The Guardian of Liberalism
America, cigars and Arthur M. Schlesinger Jr.
From the Print Edition:
Linda Evangelista, Autumn 95
(continued from page 5)
Knopf continued to provide Schlesinger with great cigar moments, even after the historian moved from Massachusetts. "One cigar story I cherish: When I came to live in New York, Alfred Knopf continued to invite me to dinner occasionally. Once we had dinner with [legendary pianist] Arthur Rubinstein, and at the end of the dinner the great Knopf collection of cigars was produced. We were all puffing away, and I noticed that Rubinstein had not removed the band from his cigar, which I always had been taught to do before you start smoking. I said to him, 'Mr. Rubinstein, I know you're a great connoisseur of cigars, but I'm struck by the fact that you have not removed the band from your cigar. Is that your practice?' Or something like that. To which he replied, 'Every time that you drink a glass of wine, do you soak the label off the bottle?' "
Schlesinger enjoys telling the story so much that he laughs out loud and adds, "So thereafter, I've never bothered to remove the band from the cigar."
Schlesinger is not above accepting a Dominican import or a Miami-made La Gloria Cubana. He seems genuinely interested in trying different cigars but relishes nothing more than telling you about his adventures with Habanos. He is as serious about cigars as he is about the preservation of the nation's social safety net, but he seems to enjoy himself much more talking about the former.

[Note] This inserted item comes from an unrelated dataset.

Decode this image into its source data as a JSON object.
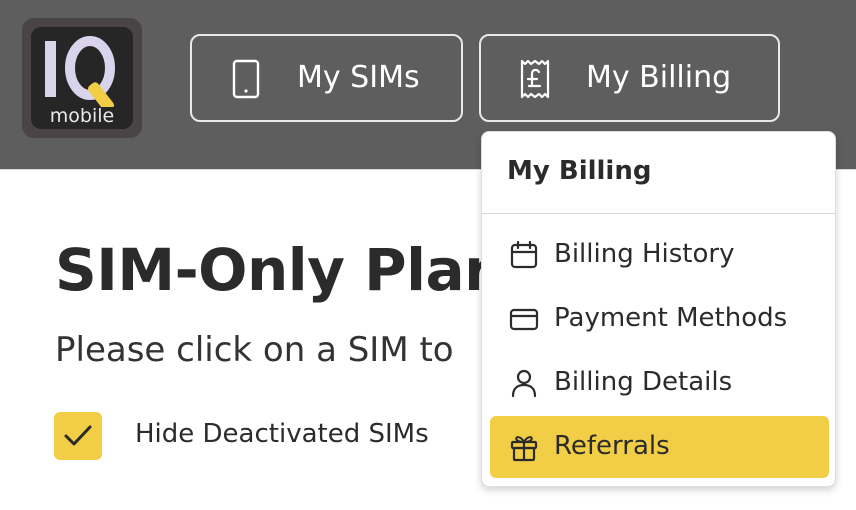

"The whole moral balance of power has swung against cigar smokers," he declares. "I can remember back in the 1950s, I was having lunch with a beautiful woman in La Côte Basque, and at the end of the excellent lunch I lit a cigar and a man in the banquette next [to us] objected to the cigar. I was filled with righteous indignation. I pointed out this was a fine Havana cigar and he should be grateful being within smelling range. We had a rather spirited, acrimonious discussion. Of course, now I wouldn't dream of lighting a cigar anywhere, except in my own study, without full clearance of everyone in sight."
His wife, Alexandra Emmet, doesn't mind the cigars, as long as he does not smoke them in the bedroom. Their son Rob, named for Robert Kennedy and Irish nationalist Robert Emmet (a distant relative of Alexandra's), is carrying on the cigar tradition and reveals that when he was younger, he would sneak into his father's closet, reach up to the top shelf and remove one cigar at a time from its box. This is news to Rob's parents, who thoroughly enjoy the additional news that Rob would smoke a cigar to get past his writer's block. Writer's block in high school?
In what he says is the only piece he has ever written about cigars, Schlesinger wrote in The Wall Street Journal in 1986 that "I applaud every move to expel smoking from public places. I hope that my wife will stop smoking and my children never start." Later he adds, "I welcome the march of sanity and progress. And yet, and yet.... As a historian, I am bound to feel that an era is coming to an end. Did I write 'as a historian'? Let me confess: as a smoker of cigars." He closes the piece by writing, "There is everything to be said for progress, but sometimes progress does indeed breed melancholy."
The melancholy has faded as cigars have made a comeback, a resurgence which Schlesinger attributes less to the projection of a lifestyle than to the simple pleasure of the smoke. "I remember once when we were in the Netherlands and [former West German chancellor] Helmut Schmidt and his wife were present. And Frau Schmidt was smoking cigarettes, chain-smoking. And the question came up and she said she'd given up smoking, but the reason she says she took it up again was she couldn't stand all those people trying to pass laws to prevent it. That was her pretext. You know, it's like prohibition. There's a kind of incentive to try and beat the law when it comes down to a matter of private habits. That may be a factor in it, but I think one shouldn't underestimate the inherent enjoyment."
Schlesinger says that he and his wife still go out too many nights, but he looks for absolution to his friend Norman Mailer, who told him that if you spend all day writing, it is all right to party. The Manhattan nightlife takes its toll, but there are other distractions in the city for a man with so many experiences.
"One of the great illusions of life is that age will bring simplification. All age does is to aggregate your obligations," he says. "You know, people arrive who've been nice to you in Moscow or Rome or someplace; living in New York is particularly vulnerable since everyone comes through New York. So there are these interruptions and you can't reject things like that," he says.
Despite his protests about not being productive enough, he grins and admits that life has been good. "Yes, I've had a very good time, but I still should've done more. However, it's not over yet."